Several events such as the coup in Czechoslovakia and the illegal blockade of Berlin spurred these countries towards a common policy of defense. In 1949 Belgium, France, Luxembourg,
the Netherlands and the United Kingdom, joined by USA and Canada, formed the North Atlantic Treaty Organization. As part of Canada's contribution to NATO, No. 1 Air Division was formed with its
headquarters in Metz, France. Initially equipped with F-86 Sabre jets, CF-100s were added to 1 Air Div a few years later. By 1956 there were two squadrons of Sabres (day interceptors)
and one squadron of CF-100s (all-weather interceptors) at each of Marville and Grostenquin in France, and Zweibrucken and Baden-Soellingen in Germany. These squadrons were
supported by various training, communication, and other units.

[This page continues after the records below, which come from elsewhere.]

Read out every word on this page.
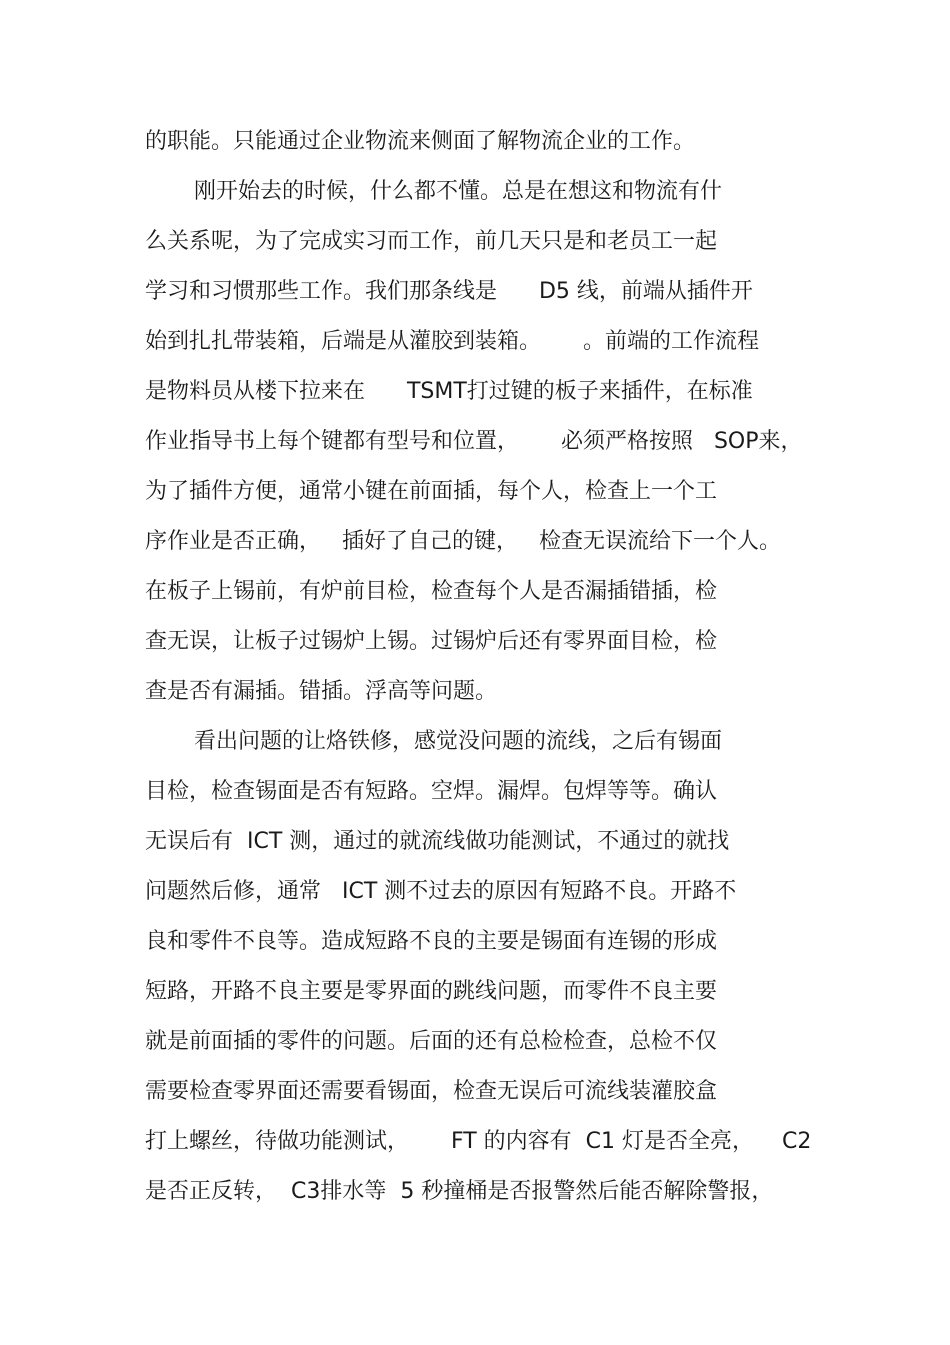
的职能。只能通过企业物流来侧面了解物流企业的工作。
刚开始去的时候，什么都不懂。总是在想这和物流有什
么关系呢，为了完成实习而工作，前几天只是和老员工一起
学习和习惯那些工作。我们那条线是      D5 线，前端从插件开
始到扎扎带装箱，后端是从灌胶到装箱。      。前端的工作流程
是物料员从楼下拉来在      TSMT打过键的板子来插件，在标准
作业指导书上每个键都有型号和位置，      必须严格按照   SOP来，
为了插件方便，通常小键在前面插，每个人，检查上一个工
序作业是否正确，   插好了自己的键，   检查无误流给下一个人。
在板子上锡前，有炉前目检，检查每个人是否漏插错插，检
查无误，让板子过锡炉上锡。过锡炉后还有零界面目检，检
查是否有漏插。错插。浮高等问题。
看出问题的让烙铁修，感觉没问题的流线，之后有锡面
目检，检查锡面是否有短路。空焊。漏焊。包焊等等。确认
无误后有  ICT 测，通过的就流线做功能测试，不通过的就找
问题然后修，通常   ICT 测不过去的原因有短路不良。开路不
良和零件不良等。造成短路不良的主要是锡面有连锡的形成
短路，开路不良主要是零界面的跳线问题，而零件不良主要
就是前面插的零件的问题。后面的还有总检检查，总检不仅
需要检查零界面还需要看锡面，检查无误后可流线装灌胶盒
打上螺丝，待做功能测试，      FT 的内容有  C1 灯是否全亮，    C2
是否正反转，  C3排水等  5 秒撞桶是否报警然后能否解除警报，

A transport squadron provided support from Langar in England, and an air weapons unit was
established in Sardinia. As France reassessed her participation in NATO the two bases in France were closed, and as the F-86 and CF-100 became obsolete, they were replaced by the F-104.
Many members of the RCAF were killed while serving with NATO as part of 1 Air
Division. They, and a few members of other forces assigned to this division, were buried in the cemetery at Choloy, near Nancy. Buried in a separate section of the
same cemetery are dependents of RCAF personnel and other civilians serving with the RCAF who died while in Europe. Adjoining is a large cemetery for those of the
Commonwealth forces who gave their lives in WW II.
The cemetery is administered by the Commonwealth War Graves Commission.
This web site has been created so that the families and friends of those buried in Choloy who cannot visit the cemetery may pay at least a virtual visit to the graves.